There have been quite a number of studies on the potential association between being overweight or obese in adolescence and an increased risk of colorectal cancer, however most of these studies have great limitations making them not completely reliable.
Zohar Levi, MD, of the Rabin Medical Center and the Tel Aviv University in Israel, and his colleagues, in a bid to provide a more reliable finding on the link between being overweight or obese in adolescence and an increased risk of developing colon cancer in adulthood, embarked on a large study involving over a million participants.
Levi and his team analyzed information on 1,087,358 Jewish males and 707,212 Jewish females. Participants of the study went through health examinations which included body mass index (BMI) measurements at age 16 to 19 years.
The participants were followed for an average of 23 years. During the follow-up period, Levi and his team found a total of 2967 new cases of colorectal cancer among men and women, 1977 among men (1403 colon, 574 rectum) and 990 among women (764 colon, 226 rectum).

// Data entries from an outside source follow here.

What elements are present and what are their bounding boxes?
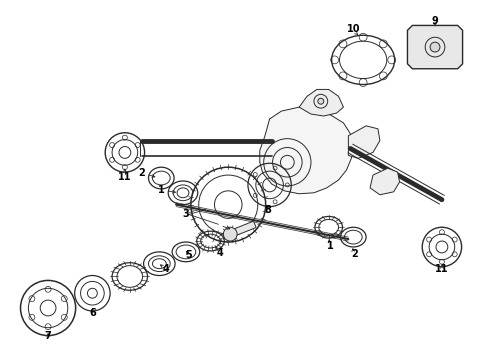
- Text: 11: 11: [435, 264, 449, 274]
- Text: 4: 4: [217, 248, 224, 258]
- Text: 3: 3: [183, 210, 189, 220]
- Text: 5: 5: [186, 250, 192, 260]
- Polygon shape: [260, 107, 353, 194]
- Text: 1: 1: [327, 241, 334, 251]
- Text: 9: 9: [432, 15, 439, 26]
- Text: 6: 6: [89, 308, 96, 318]
- Text: 11: 11: [118, 172, 132, 182]
- Text: 7: 7: [45, 330, 51, 341]
- Text: 1: 1: [158, 185, 165, 195]
- Polygon shape: [229, 221, 256, 237]
- Text: 10: 10: [346, 24, 360, 34]
- Polygon shape: [370, 168, 399, 195]
- Text: 4: 4: [163, 264, 170, 274]
- Circle shape: [318, 98, 324, 104]
- Text: 2: 2: [351, 249, 358, 259]
- Polygon shape: [408, 26, 463, 69]
- Circle shape: [223, 227, 237, 241]
- Polygon shape: [348, 126, 380, 158]
- Text: 2: 2: [138, 168, 145, 178]
- Polygon shape: [299, 89, 343, 116]
- Text: 8: 8: [264, 204, 271, 215]
- Circle shape: [430, 42, 440, 52]
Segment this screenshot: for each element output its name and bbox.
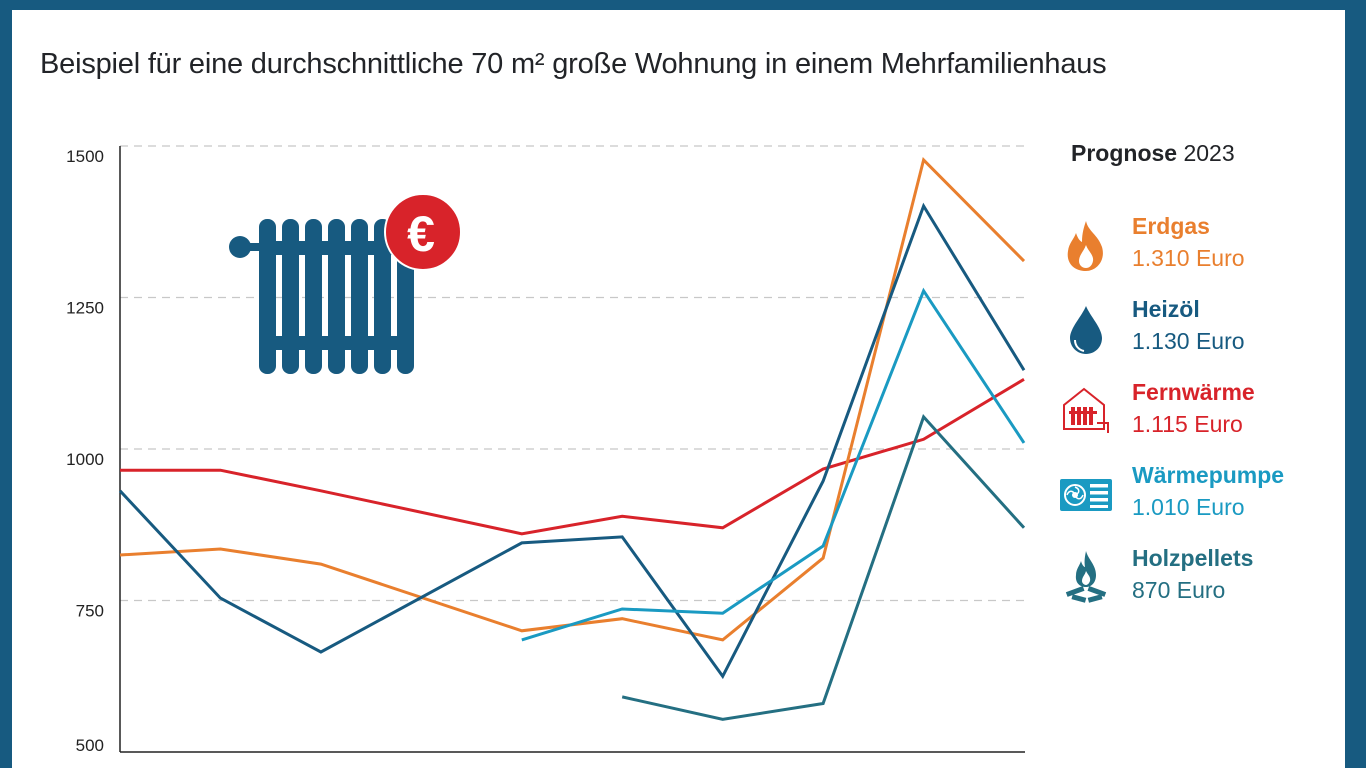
legend-name: Wärmepumpe: [1132, 462, 1285, 488]
y-tick-label: 1000: [66, 450, 104, 469]
legend-item-holzpellets: Holzpellets 870 Euro: [1058, 545, 1338, 605]
infographic-panel: [12, 10, 1345, 768]
series-line-holzpellets: [621, 414, 1026, 721]
legend-name: Holzpellets: [1132, 545, 1254, 571]
euro-badge: [384, 193, 462, 271]
heat-pump-icon: [1060, 479, 1112, 511]
legend-name: Heizöl: [1132, 296, 1200, 322]
legend-value: 1.310 Euro: [1132, 245, 1245, 271]
legend-value: 1.115 Euro: [1132, 411, 1243, 437]
oil-drop-icon: [1070, 306, 1102, 354]
gridlines: [120, 145, 1025, 602]
legend-heading: Prognose 2023: [1071, 140, 1338, 167]
legend-name: Erdgas: [1132, 213, 1210, 239]
series-lines: [118, 156, 1026, 721]
y-tick-label: 750: [76, 602, 104, 621]
legend-heading-bold: Prognose: [1071, 140, 1178, 166]
legend-name: Fernwärme: [1132, 379, 1255, 405]
y-tick-label: 1250: [66, 299, 104, 318]
series-line-erdgas: [119, 156, 1026, 642]
legend-item-waermepumpe: Wärmepumpe 1.010 Euro: [1058, 462, 1338, 522]
y-tick-label: 1500: [66, 147, 104, 166]
y-tick-label: 500: [76, 736, 104, 755]
legend-value: 1.130 Euro: [1132, 328, 1245, 354]
campfire-icon: [1065, 551, 1107, 603]
legend-heading-year: 2023: [1183, 140, 1235, 166]
euro-symbol: €: [407, 206, 435, 262]
chart-title: Beispiel für eine durchschnittliche 70 m…: [40, 48, 1107, 80]
series-line-heizöl: [118, 202, 1026, 680]
legend-value: 1.010 Euro: [1132, 494, 1245, 520]
legend-item-heizoel: Heizöl 1.130 Euro: [1058, 296, 1338, 356]
legend-item-fernwaerme: Fernwärme 1.115 Euro: [1058, 379, 1338, 439]
district-heating-icon: [1063, 387, 1109, 433]
legend-value: 870 Euro: [1132, 577, 1226, 603]
legend: Prognose 2023 Erdgas 1.310 Euro Heizöl 1…: [1058, 140, 1338, 603]
radiator-euro-icon: €: [229, 193, 462, 374]
series-line-wärmepumpe: [521, 287, 1026, 642]
flame-icon: [1067, 221, 1103, 271]
series-line-fernwärme: [120, 378, 1025, 536]
y-axis-ticks: 500 750 1000 1250 1500: [66, 147, 104, 755]
legend-item-erdgas: Erdgas 1.310 Euro: [1058, 213, 1338, 273]
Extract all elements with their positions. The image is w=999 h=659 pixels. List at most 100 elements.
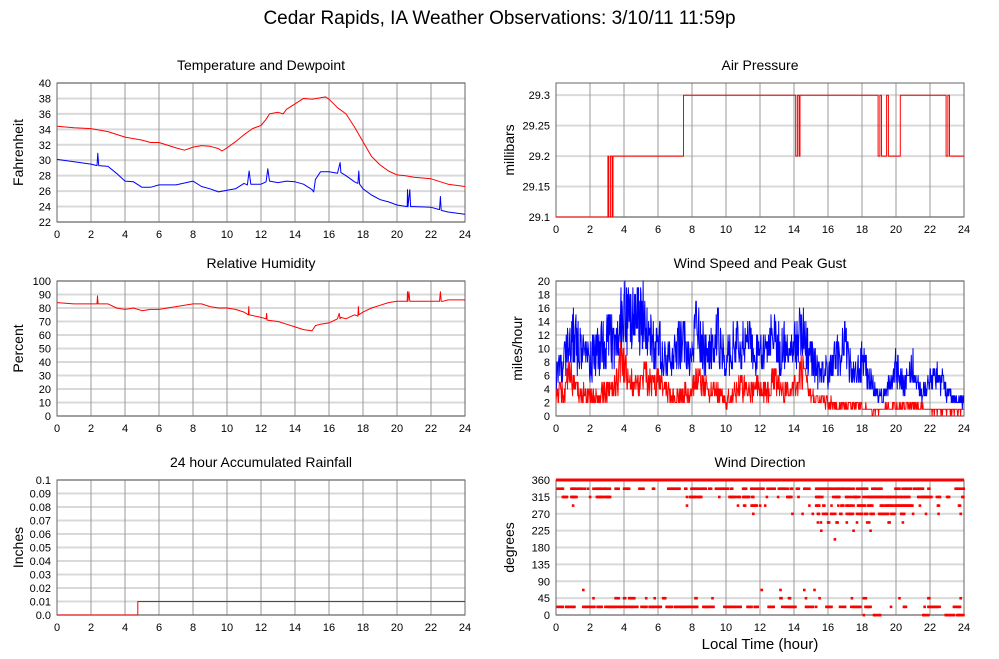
wind-direction-point	[750, 605, 753, 609]
wind-direction-point	[959, 596, 962, 600]
wind-direction-point	[811, 605, 815, 609]
wind-direction-point	[704, 487, 707, 491]
wind-direction-point	[811, 512, 815, 516]
chart-title: Relative Humidity	[207, 255, 316, 271]
x-tick-label: 0	[54, 622, 60, 634]
wind-direction-point	[582, 588, 585, 592]
wind-direction-point	[625, 605, 629, 609]
wind-direction-point	[935, 495, 939, 499]
x-tick-label: 18	[357, 229, 369, 241]
x-tick-label: 16	[323, 622, 335, 634]
wind-direction-point	[840, 605, 844, 609]
wind-direction-point	[762, 487, 765, 491]
wind-direction-point	[946, 613, 950, 617]
wind-direction-point	[794, 605, 797, 609]
wind-direction-point	[735, 495, 738, 499]
wind-direction-point	[837, 504, 840, 507]
y-tick-label: 0.02	[30, 583, 51, 595]
wind-direction-point	[917, 495, 921, 499]
wind-direction-point	[959, 512, 962, 516]
y-tick-label: 16	[538, 303, 550, 315]
wind-direction-point	[736, 605, 739, 609]
wind-direction-point	[818, 596, 821, 600]
wind-direction-point	[730, 487, 734, 491]
wind-direction-point	[783, 605, 787, 609]
wind-direction-point	[699, 495, 703, 499]
wind-direction-point	[712, 605, 715, 609]
wind-direction-point	[803, 588, 806, 592]
x-tick-label: 22	[425, 423, 437, 435]
x-tick-label: 6	[156, 423, 162, 435]
wind-direction-point	[760, 588, 764, 592]
wind-direction-point	[901, 487, 904, 491]
wind-direction-point	[771, 487, 774, 491]
wind-direction-point	[766, 487, 769, 491]
wind-direction-point	[561, 487, 565, 491]
wind-direction-point	[848, 487, 851, 491]
wind-direction-point	[859, 487, 863, 491]
x-tick-label: 20	[890, 622, 902, 634]
series-line-dewpoint	[57, 152, 465, 215]
wind-direction-point	[790, 495, 793, 499]
wind-direction-point	[856, 487, 860, 491]
x-tick-label: 24	[459, 423, 471, 435]
wind-direction-point	[845, 512, 849, 516]
wind-direction-point	[780, 596, 783, 600]
panel-rainfall: 24 hour Accumulated Rainfall0.00.010.020…	[10, 454, 471, 634]
wind-direction-point	[928, 596, 931, 600]
y-tick-label: 0.03	[30, 570, 51, 582]
wind-direction-point	[833, 512, 837, 516]
wind-direction-point	[878, 613, 882, 617]
y-axis-label: degrees	[501, 522, 517, 573]
x-tick-label: 2	[587, 224, 593, 236]
wind-direction-point	[937, 504, 941, 507]
wind-direction-point	[860, 512, 864, 516]
wind-direction-point	[709, 487, 713, 491]
wind-direction-point	[557, 487, 561, 491]
wind-direction-point	[889, 605, 893, 609]
wind-direction-point	[845, 495, 849, 499]
x-tick-label: 6	[156, 622, 162, 634]
panel-relative-humidity: Relative Humidity01020304050607080901000…	[10, 255, 471, 435]
wind-direction-point	[938, 495, 942, 499]
wind-direction-point	[678, 487, 681, 491]
series-line-rainfall	[57, 601, 465, 616]
wind-direction-point	[617, 596, 620, 600]
wind-direction-point	[620, 605, 624, 609]
plot-frame	[555, 82, 965, 218]
wind-direction-point	[928, 487, 931, 491]
x-tick-label: 16	[822, 622, 834, 634]
wind-direction-point	[716, 487, 720, 491]
wind-direction-point	[685, 495, 689, 499]
wind-direction-point	[949, 613, 953, 617]
x-tick-label: 2	[587, 622, 593, 634]
wind-direction-point	[843, 487, 846, 491]
x-tick-label: 12	[255, 229, 267, 241]
wind-direction-point	[831, 487, 835, 491]
wind-direction-point	[905, 487, 908, 491]
wind-direction-point	[820, 529, 823, 533]
wind-direction-point	[779, 588, 782, 592]
x-tick-label: 8	[689, 423, 695, 435]
x-tick-label: 20	[391, 423, 403, 435]
wind-direction-point	[588, 495, 592, 499]
plot-frame	[56, 82, 466, 223]
wind-direction-point	[908, 495, 911, 499]
y-tick-label: 10	[39, 398, 51, 410]
y-tick-label: 29.2	[529, 151, 550, 163]
y-tick-label: 90	[538, 576, 550, 588]
wind-direction-point	[836, 521, 839, 524]
x-tick-label: 18	[357, 622, 369, 634]
wind-direction-point	[893, 495, 897, 499]
wind-direction-point	[575, 495, 578, 499]
wind-direction-point	[875, 613, 879, 617]
y-tick-label: 14	[538, 317, 550, 329]
x-tick-label: 2	[88, 622, 94, 634]
y-tick-label: 0.1	[36, 475, 51, 487]
y-tick-label: 70	[39, 317, 51, 329]
y-tick-label: 34	[39, 124, 51, 136]
wind-direction-point	[772, 605, 775, 609]
wind-direction-point	[904, 605, 908, 609]
y-tick-label: 32	[39, 140, 51, 152]
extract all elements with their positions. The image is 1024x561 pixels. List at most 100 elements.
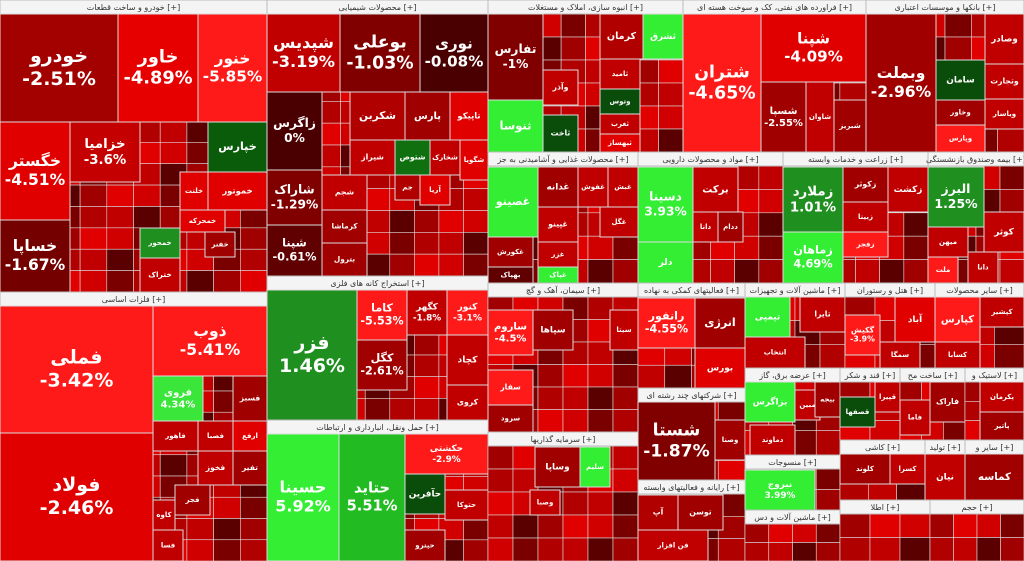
filler-tile [562, 409, 589, 433]
stock-tile [339, 13, 421, 93]
filler-tile [587, 319, 614, 343]
stock-name: شپدیس [273, 33, 334, 53]
stock-tile [207, 171, 268, 211]
stock-change: -4.65% [688, 83, 755, 103]
stock-tile [487, 166, 539, 238]
filler-tile [744, 542, 770, 561]
sector-title[interactable]: سیمان، آهک و گچ [+] [526, 285, 600, 295]
sector-title[interactable]: استخراج کانه های فلزی [+] [330, 279, 424, 288]
sector-title[interactable]: سرمایه گذاریها [+] [531, 434, 596, 444]
sector-title[interactable]: سایر و [+] [975, 443, 1014, 452]
stock-name: پاتیر [993, 422, 1009, 430]
sector-title[interactable]: فعالیتهای کمکی به نهاده [+] [644, 286, 739, 295]
stock-tile [459, 139, 489, 181]
filler-tile [943, 420, 966, 441]
sector-title[interactable]: انبوه سازی، املاک و مستغلات [+] [528, 3, 643, 12]
stock-name: شاراک [274, 183, 314, 197]
filler-tile [463, 188, 489, 211]
stock-name: ثنوسا [500, 119, 532, 134]
sector-title[interactable]: محصولات شیمیایی [+] [338, 3, 416, 12]
sector-title[interactable]: بیمه وصندوق بازنشستگی [+] [926, 154, 1024, 164]
stock-tile [266, 433, 340, 561]
stock-tile [404, 473, 446, 515]
filler-tile [587, 409, 614, 433]
stock-tile [599, 206, 639, 238]
filler-tile [658, 105, 684, 130]
stock-name: شتران [694, 63, 750, 83]
sector-title[interactable]: خودرو و ساخت قطعات [+] [87, 3, 181, 12]
stock-tile [760, 81, 807, 153]
stock-tile [266, 13, 341, 93]
stock-name: شسپا [770, 106, 798, 117]
stock-tile [429, 139, 461, 176]
stock-name: شپنا [282, 236, 307, 250]
stock-tile [934, 341, 981, 369]
filler-tile [999, 259, 1024, 284]
stock-change: 3.93% [644, 204, 686, 218]
filler-tile [364, 210, 391, 233]
sector-title[interactable]: بانکها و موسسات اعتباری [+] [894, 3, 995, 12]
stock-name: فسبز [239, 394, 260, 403]
stock-name: ثبهساز [607, 139, 632, 147]
sector-title[interactable]: شرکتهای چند رشته ای [+] [646, 391, 736, 400]
stock-tile [889, 453, 926, 485]
sector-title[interactable]: لاستیک و [+] [971, 371, 1017, 380]
sector-title[interactable]: زراعت و خدمات وابسته [+] [808, 155, 903, 164]
sector-title[interactable]: تولید [+] [930, 443, 961, 452]
stock-name: آپ [653, 507, 664, 517]
stock-tile [406, 289, 448, 336]
filler-tile [562, 514, 589, 539]
filler-tile [414, 354, 440, 377]
sector-title[interactable]: سایر محصولات [+] [946, 286, 1012, 295]
filler-tile [587, 341, 614, 365]
sector-title[interactable]: محصولات غذایی و آشامیدنی به جز [+] [496, 154, 628, 164]
stock-change: 5.51% [347, 497, 398, 514]
filler-tile [133, 184, 161, 207]
filler-tile [612, 259, 639, 284]
sector-title[interactable]: منسوجات [+] [768, 458, 816, 467]
stock-name: کلوند [856, 465, 875, 473]
stock-name: ثغرب [611, 120, 629, 128]
filler-tile [364, 398, 391, 421]
sector-title[interactable]: هتل و رستوران [+] [857, 286, 923, 295]
stock-name: حکشتی [430, 444, 463, 454]
filler-tile [438, 253, 464, 277]
stock-name: خگستر [8, 151, 61, 170]
sector-title[interactable]: فلزات اساسی [+] [102, 295, 165, 304]
stock-tile [983, 211, 1024, 253]
stock-name: وساپا [545, 463, 569, 473]
filler-tile [815, 430, 841, 456]
sector-title[interactable]: حمل ونقل، انبارداری و ارتباطات [+] [316, 423, 439, 432]
sector-title[interactable]: کاشی [+] [865, 443, 900, 452]
sector-title[interactable]: فراورده های نفتی، کک و سوخت هسته ای [+] [697, 3, 852, 12]
stock-name: ددام [723, 223, 738, 231]
filler-tile [953, 513, 978, 538]
stock-change: -2.61% [360, 365, 403, 378]
stock-name: رانفور [648, 309, 685, 322]
stock-tile [579, 446, 611, 488]
stock-name: خلنت [185, 187, 203, 195]
sector-title[interactable]: مواد و محصولات دارویی [+] [662, 155, 758, 164]
filler-tile [664, 364, 692, 389]
sector-title[interactable]: ساخت مح [+] [908, 371, 957, 380]
stock-name: خپارس [218, 140, 256, 153]
stock-name: دلر [658, 258, 673, 268]
stock-change: -4.51% [5, 171, 66, 189]
sector-title[interactable]: اطلا [+] [871, 503, 900, 512]
filler-tile [240, 248, 268, 271]
sector-title[interactable]: حجم [+] [962, 503, 993, 512]
filler-tile [537, 537, 564, 561]
sector-title[interactable]: رایانه و فعالیتهای وابسته [+] [643, 483, 739, 492]
stock-tile [152, 305, 268, 377]
filler-tile [612, 409, 639, 433]
stock-tile [682, 13, 762, 153]
stock-name: تایرا [814, 310, 830, 319]
stock-name: حتوکا [457, 501, 476, 509]
filler-tile [944, 13, 972, 38]
sector-title[interactable]: عرضه برق، گاز [+] [758, 370, 825, 380]
sector-title[interactable]: ماشین آلات و تجهیزات [+] [750, 285, 841, 295]
sector-title[interactable]: ماشین آلات و دس [+] [754, 512, 831, 522]
sector-title[interactable]: قند و شکر [+] [844, 371, 895, 380]
stock-change: 4.34% [161, 400, 196, 411]
stock-change: -1% [503, 57, 529, 71]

The research team found that being overweight or obese was associated with 53% and 54% higher risks of colon cancer for men and women, respectively. In men, obesity was associated with a 71% increased risk of rectal cancer and more than a twofold increased risk in women.
According to Levi, this study is yet the largest study that has ever been carried out to prove the association between being overweight or obese in adolescence and an increased risk of colorectal cancer later in life. Findings of the study show why excess weight in childhood and adolescence should not be ignored.